No one I know would question that the residents of a neighborhood undergoing redevelopment are entitled to be treated with sensitivity and respect, as selling a home or moving a business are extremely stressful and disruptive life events. Perhaps this is why, typically, a property owner receives significantly more in an eminent domain proceeding than in a private transaction, and this was certainly the case in New London. This is simply the premium that the public pays, probably justly, for “forcing” a sale of private property for a public purpose.
Too many of our cities have been swept up in what amounts to a death spiral, and the people who are left behind suffer the consequences — higher taxes, curtailed services, increased crime and failed schools. If H.B. 1770 becomes law, private property owners will no longer need to participate in the constant negotiation with the public that allows a city to adapt to changing conditions, and to reverse the decline caused by the flight of capital to the suburbs.
If H.B. 1770 becomes law, each individual property owner in a redevelopment area will have to power to refuse to participate in the negotiation.
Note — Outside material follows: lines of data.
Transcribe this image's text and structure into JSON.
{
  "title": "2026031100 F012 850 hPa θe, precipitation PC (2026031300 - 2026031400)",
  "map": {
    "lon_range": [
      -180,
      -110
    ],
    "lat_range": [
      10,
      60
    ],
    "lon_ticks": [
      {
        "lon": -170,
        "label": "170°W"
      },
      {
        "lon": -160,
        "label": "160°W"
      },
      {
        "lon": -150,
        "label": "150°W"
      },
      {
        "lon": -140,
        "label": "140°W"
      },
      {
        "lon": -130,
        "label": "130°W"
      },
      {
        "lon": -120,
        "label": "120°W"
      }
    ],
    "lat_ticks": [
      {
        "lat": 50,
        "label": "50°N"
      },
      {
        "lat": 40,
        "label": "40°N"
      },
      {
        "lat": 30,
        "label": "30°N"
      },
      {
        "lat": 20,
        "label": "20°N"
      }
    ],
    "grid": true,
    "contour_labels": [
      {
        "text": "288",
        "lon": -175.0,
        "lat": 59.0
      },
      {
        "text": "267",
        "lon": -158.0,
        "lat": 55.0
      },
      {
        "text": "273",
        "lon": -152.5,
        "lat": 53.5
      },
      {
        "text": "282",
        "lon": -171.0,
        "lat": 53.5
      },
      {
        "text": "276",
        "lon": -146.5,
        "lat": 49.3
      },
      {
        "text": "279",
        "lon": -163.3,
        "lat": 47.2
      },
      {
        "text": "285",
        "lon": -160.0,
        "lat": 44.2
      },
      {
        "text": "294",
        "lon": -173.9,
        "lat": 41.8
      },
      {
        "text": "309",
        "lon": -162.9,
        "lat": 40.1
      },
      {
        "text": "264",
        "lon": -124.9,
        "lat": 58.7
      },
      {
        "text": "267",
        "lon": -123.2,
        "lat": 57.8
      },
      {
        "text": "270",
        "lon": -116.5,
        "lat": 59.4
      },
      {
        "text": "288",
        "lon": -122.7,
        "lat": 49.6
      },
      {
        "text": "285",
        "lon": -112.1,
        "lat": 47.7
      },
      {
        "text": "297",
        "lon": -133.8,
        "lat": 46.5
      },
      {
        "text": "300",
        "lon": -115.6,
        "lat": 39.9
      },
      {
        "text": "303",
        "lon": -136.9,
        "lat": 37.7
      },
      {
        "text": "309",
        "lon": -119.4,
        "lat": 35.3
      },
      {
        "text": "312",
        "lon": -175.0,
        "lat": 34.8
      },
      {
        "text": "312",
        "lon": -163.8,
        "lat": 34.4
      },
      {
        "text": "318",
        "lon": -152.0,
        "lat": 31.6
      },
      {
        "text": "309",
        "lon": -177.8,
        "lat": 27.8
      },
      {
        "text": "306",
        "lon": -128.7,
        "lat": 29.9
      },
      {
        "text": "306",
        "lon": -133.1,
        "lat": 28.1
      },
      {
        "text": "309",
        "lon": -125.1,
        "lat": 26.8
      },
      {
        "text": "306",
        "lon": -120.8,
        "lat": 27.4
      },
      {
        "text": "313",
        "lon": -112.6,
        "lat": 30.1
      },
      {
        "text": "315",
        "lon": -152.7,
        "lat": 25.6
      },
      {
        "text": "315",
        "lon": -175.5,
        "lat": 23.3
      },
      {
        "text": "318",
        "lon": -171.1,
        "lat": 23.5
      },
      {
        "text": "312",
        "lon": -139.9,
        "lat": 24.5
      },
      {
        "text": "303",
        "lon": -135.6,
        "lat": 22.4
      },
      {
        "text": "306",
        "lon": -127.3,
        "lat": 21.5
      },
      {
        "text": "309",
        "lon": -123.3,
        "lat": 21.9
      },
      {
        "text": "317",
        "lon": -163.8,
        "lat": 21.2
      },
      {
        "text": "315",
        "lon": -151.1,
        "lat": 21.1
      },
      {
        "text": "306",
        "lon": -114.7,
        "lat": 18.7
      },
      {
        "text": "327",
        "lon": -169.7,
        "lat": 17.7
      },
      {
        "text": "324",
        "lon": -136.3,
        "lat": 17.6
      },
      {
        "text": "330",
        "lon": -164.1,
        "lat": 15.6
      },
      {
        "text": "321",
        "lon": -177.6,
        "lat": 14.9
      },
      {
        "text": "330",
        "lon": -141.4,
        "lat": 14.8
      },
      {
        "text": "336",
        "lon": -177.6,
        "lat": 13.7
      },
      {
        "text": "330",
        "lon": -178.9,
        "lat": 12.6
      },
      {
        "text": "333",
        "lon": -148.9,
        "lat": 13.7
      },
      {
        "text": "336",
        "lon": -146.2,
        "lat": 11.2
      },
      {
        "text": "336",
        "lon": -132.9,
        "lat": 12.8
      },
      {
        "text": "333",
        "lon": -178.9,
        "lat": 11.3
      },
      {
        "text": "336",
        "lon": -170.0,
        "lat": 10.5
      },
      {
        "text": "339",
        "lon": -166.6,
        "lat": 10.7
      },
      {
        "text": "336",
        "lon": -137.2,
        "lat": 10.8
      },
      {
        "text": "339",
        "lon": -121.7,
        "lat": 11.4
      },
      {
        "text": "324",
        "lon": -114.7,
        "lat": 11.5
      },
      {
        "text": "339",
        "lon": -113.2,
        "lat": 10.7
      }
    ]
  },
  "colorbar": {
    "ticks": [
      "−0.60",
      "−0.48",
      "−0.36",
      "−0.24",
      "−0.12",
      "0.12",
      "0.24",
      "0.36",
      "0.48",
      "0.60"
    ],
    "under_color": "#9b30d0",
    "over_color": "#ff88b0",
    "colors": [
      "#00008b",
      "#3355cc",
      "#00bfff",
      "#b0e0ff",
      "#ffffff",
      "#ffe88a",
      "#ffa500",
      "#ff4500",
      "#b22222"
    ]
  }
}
And if the negotiation can be shut down by a single property owner who simply refuses to participate, where does that leave our cities? Where does that leave the people who are left behind by the public’s failure to act, those residents of a blighted neighborhood who have no other choices? It leaves them abandoned, like the boarded up, crime-ridden, decrepit neighborhoods they occupy. And that is simply bad public policy.
Peter M. O’Connor is the former general counsel of the Economic Development and Industrial Corporation of Boston, and represents private and public-sector clients on real estate and economic development projects.